The Government’s approach to artificial intelligence and large language models has become too focused on a narrow view of AI safety and risks missing “the AI goldrush”, according to a report from the House of Lords.
The House of Lords Communications and Digital Committee’s report, published this month, says the UK must rebalance towards boosting opportunities while tackling near-term security and societal risks, otherwise it will ‘fail to keep pace with competitors, lose international influence and become strategically dependent on overseas tech firms for a critical technology’.
The report says large language models will produce epoch defining changes comparable with the invention of the internet.
It issues a stark warning about the ‘real and growing’ risk of regulatory capture, as ‘a multi-billion pound race to dominate the market deepens. Without action to prioritise open competition and transparency, a small number of tech firms may rapidly consolidate control of a critical market and stifle new players, mirroring the challenges seen elsewhere in internet services’.
The Committee welcomed the Government’s work on positioning the UK as an AI leader, but said a more positive vision for LLMs is needed to reap the social and economic benefits, and enable the UK to compete globally. Key measures include more support for AI start-ups, boosting computing infrastructure, improving skills, and exploring options for an ‘in-house’ sovereign UK large language model.
The Committee said it had considered the risks around large language models (LLMs) and said ‘the apocalyptic concerns about threats to human existence are exaggerated and must not distract policy makers from responding to more immediate issues’.
The report found there were more limited near-term security risks including cyber attacks, child sexual exploitation material, terrorist content and disinformation. The Committee said catastrophic risks are less likely but cannot be ruled out, noting the possibility of a rapid and uncontrollable proliferation of dangerous capabilities and the lack of early warning indicators. The report called for mandatory safety tests for high-risk models and more focus on safety by design.
The Committee also called on the Government to support copyright holders, saying the Government “cannot sit on its hands” while LLM developers exploit the works of rightsholders. It rebuked tech firms for using data without permission or compensation, and said the Government should end the copyright dispute ‘definitively’ including through legislation if necessary. The report calls for a suite of measures including a way for rightsholders to check training data for copyright breaches, investment in new datasets to encourage tech firms to pay for licensed content, and a requirement for tech firms to declare what their web crawlers are being used for.
To steer the UK toward a positive outcome, the Committee set out 10 core recommendations. These include measures to boost opportunities, address risks, support effective regulatory oversight – including to ensure open competition and avoid market dominance by established technology giants – achieve the aims set out in the AI White Paper, introduce new standards, and resolve copyright disputes.
Commenting Baroness Stowell, chairman of the House of Lords Communications and Digital Committee, said: “The rapid development of AI large language models is likely to have a profound effect on society, comparable to the introduction of the internet. That makes it vital for the Government to get its approach right and not miss out on opportunities – particularly not if this is out of caution for far-off and improbable risks.
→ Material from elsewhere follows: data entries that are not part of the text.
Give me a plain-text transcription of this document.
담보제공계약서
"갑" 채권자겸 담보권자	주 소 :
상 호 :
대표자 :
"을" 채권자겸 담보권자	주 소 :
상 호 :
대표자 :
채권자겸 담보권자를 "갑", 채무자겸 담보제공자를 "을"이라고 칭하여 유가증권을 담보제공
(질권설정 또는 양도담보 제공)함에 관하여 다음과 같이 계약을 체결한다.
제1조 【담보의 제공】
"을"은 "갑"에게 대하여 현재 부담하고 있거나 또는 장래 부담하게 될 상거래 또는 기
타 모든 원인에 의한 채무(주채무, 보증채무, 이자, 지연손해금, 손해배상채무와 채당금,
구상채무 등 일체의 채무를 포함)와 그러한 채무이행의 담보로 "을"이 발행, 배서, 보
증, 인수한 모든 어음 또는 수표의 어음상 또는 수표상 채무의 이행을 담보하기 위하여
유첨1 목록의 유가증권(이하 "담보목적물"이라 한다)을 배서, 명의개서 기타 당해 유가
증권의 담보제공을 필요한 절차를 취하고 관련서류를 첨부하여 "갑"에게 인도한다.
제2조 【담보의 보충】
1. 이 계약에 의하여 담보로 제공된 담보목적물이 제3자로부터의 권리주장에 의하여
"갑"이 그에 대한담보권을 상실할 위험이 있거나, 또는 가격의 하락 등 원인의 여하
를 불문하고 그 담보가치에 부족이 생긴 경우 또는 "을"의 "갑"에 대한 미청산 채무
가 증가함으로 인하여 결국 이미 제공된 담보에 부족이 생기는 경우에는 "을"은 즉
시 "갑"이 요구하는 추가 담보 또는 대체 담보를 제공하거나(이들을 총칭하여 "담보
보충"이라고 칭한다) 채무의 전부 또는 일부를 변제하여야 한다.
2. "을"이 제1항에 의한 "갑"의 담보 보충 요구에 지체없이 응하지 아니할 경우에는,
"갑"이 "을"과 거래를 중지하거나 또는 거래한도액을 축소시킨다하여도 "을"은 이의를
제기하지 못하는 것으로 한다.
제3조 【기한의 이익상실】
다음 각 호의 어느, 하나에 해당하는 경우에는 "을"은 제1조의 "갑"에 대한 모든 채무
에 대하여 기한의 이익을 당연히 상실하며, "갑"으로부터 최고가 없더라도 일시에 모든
We need to address risks in order to be able to take advantage of the opportunities – but we need to be proportionate and practical. We must avoid the UK missing out on a potential AI goldrush.
“One lesson from the way technology markets have developed since the inception of the internet is the danger of market dominance by a small group of companies. The Government must ensure exaggerated predictions of an AI driven apocalypse, coming from some of the tech firms, do not lead it to policies that close down open-source AI development or exclude innovative smaller players from developing AI services. We must be careful to avoid regulatory capture by the established technology companies in an area where regulators will be scrabbling to keep up with rapidly developing technology.
“There are risks associated with the wider dissemination of LLMs. The most concerning of these are the possibility of making existing malicious actions quicker and easier – from cyber attacks to the manipulation of images for child sexual exploitation. The Government should focus on how these can be tackled and not become distracted by sci-fi end-of-the-world scenarios.
“One area of AI disruption that can and should be tackled promptly is the use of copyrighted material to train LLMs. LLMs rely on ingesting massive datasets to work properly but that does not mean they should be able to use any material they can find without permission or paying rightsholders for the privilege. This is an issue the Government can get a grip of quickly and it should do so.
“These issues will be of huge significance over the coming years and we expect the Government to act on the concerns we have raised and take the steps necessary to make the most of the opportunities in front of us.”